SSIS’s Business Intelligence Developer Studio, VSTA Design time experience (Destructive Debugging):
To debug an add-in using VSTA IDE, ‘Start Debugging’ launches a new instance of the host application which loads the add-in assembly, then ‘Stop Debugging’ destroys that instance of the host application. Each edit-compile-debug cycle of the design process launches and destroys a new instance of the host application. This destruction allows the add-in instance to be unloaded along with the host process.
When the completed VSTA add-in is loaded as a script task for runtime use, it remains loaded in its host process until the host process is unloaded.
The second example is illustrated with a modified SDK sample:
Like VSTA add-ins in SSIS’s Business Intelligence Developer Studio, this sample runs VSTA add-ins without a proxy/VSTA runtime.
Steps to use ShapeAppMacroRecordingCSharp-NoRuntime:
1) Delete the %MyDocs%\ShapeAppCSharp folder on test machine.
2) Extract and build the sample as ShapeAppMacroRecordingCSharp per SDK instructions.
3) Run the included set up file
4) Run the sample directly from the exe (ShapeAppMacroRecordingCSharp\integration\MacroRecording\bin\Debug\ ShapeAppCSharp.exe, or by selecting Debug\Start Without Debugging- do not debug from Visual Studio (
5) Launch the IDE
6) Resolve the reference for ShapeAppCSharp by adding the reference- select browse and use the exe from this sample
7) Record a macro of dragging a shape onto the active drawing
8) Add a break point to the macro
9) Clear the active drawing
10) Place the IDE in debug mode
11) ’Tools | Run Macro’ to run the macro from the ShapeApp Macro Manager dialog
12) ‘Stop Debugging’ in the IDE
13) Edit the macro and build (ie: change which shape is added)
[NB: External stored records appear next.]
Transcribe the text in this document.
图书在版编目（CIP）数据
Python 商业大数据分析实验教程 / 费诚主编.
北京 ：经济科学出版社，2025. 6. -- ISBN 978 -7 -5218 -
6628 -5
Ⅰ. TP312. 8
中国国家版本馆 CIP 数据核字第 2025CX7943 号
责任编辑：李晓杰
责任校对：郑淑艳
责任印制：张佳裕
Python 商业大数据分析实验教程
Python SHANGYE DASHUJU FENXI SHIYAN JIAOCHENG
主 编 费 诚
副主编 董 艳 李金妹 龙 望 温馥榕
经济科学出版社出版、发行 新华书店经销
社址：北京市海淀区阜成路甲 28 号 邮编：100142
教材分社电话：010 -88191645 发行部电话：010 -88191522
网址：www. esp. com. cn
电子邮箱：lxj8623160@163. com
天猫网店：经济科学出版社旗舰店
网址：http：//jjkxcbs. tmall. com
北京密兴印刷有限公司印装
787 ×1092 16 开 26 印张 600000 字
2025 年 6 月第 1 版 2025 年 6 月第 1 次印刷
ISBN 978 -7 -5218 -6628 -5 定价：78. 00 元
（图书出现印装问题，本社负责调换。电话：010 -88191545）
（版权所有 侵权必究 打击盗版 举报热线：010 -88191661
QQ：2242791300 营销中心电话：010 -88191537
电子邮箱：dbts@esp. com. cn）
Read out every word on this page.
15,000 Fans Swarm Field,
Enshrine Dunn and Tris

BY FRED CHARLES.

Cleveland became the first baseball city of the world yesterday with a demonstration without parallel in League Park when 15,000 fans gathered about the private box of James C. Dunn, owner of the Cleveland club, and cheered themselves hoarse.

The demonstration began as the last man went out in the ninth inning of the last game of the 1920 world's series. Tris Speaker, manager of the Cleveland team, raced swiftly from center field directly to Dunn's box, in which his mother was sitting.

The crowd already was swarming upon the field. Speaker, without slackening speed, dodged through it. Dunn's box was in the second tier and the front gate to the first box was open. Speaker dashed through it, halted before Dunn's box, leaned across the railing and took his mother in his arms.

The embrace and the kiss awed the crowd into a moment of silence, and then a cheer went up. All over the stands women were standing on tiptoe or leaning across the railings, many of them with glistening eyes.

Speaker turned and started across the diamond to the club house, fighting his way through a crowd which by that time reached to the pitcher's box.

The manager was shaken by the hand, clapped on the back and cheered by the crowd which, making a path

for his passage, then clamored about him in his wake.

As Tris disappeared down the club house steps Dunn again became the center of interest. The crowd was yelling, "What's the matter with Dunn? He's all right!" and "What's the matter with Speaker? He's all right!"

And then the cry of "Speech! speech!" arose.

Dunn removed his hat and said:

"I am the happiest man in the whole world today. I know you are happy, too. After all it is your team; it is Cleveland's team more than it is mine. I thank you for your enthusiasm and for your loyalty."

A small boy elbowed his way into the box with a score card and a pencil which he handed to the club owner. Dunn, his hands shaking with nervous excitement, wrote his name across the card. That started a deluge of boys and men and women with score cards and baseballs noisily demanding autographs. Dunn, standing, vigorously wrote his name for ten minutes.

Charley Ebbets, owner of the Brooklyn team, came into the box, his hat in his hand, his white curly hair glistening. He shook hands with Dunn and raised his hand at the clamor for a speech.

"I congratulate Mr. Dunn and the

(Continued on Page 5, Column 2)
14) Run the updated macro.
15) Close the host
Observe that the VSTA project (and resulting add-in) holds no reference to Microsoft.VisualStudio.Tools.Applications.Runtime.v9.0 or to a proxy OM. This VSTA add-in is a normal .NET class library assembly holding a reference directly to its host application OM. It is also directly loaded by the ShapeApp host application (see below). The macro add-in is discarded, but cannot be unloaded from the ShapeApp application without unloading the ShapeApp host application.
‘ShapeAppMacroRecordingCSharp-NoRuntime’ Design time experience (Non-Destructive Debugging):
To debug an add-in using VSTA IDE, ‘Start Debugging’ the existing host application directly loads and executes the add-in assembly:
IAddIn addIn = (IAddIn)(System.Activator.CreateInstance(t));
‘Stop Debugging’ discards the addin instance:
this.macroAddIn = null;
The host process is preserved through the edit-compile-debug cycle of the design process. Each edit-compile-debug cycle of the design process creates and leaks an instance of the add-in loaded for debugging.
I observed degraded debugger performance with repeated start/stop of debugger.
When the completed VSTA add-in is loaded as a ShapeApp macro or add-in for runtime use, it remains loaded in the ShapeApp host process until the host process is unloaded. We observed no garbage collection of discarded add-ins.
Finally, another approach to supporting, generic collections and other types not supported by the VSTA proxygen (and proxygen workarounds) is via custom adapters added to the VSTA pipeline segments. System.AddIn.Pipeline.CollectionAdapters supports passing a collection of non-serializable types.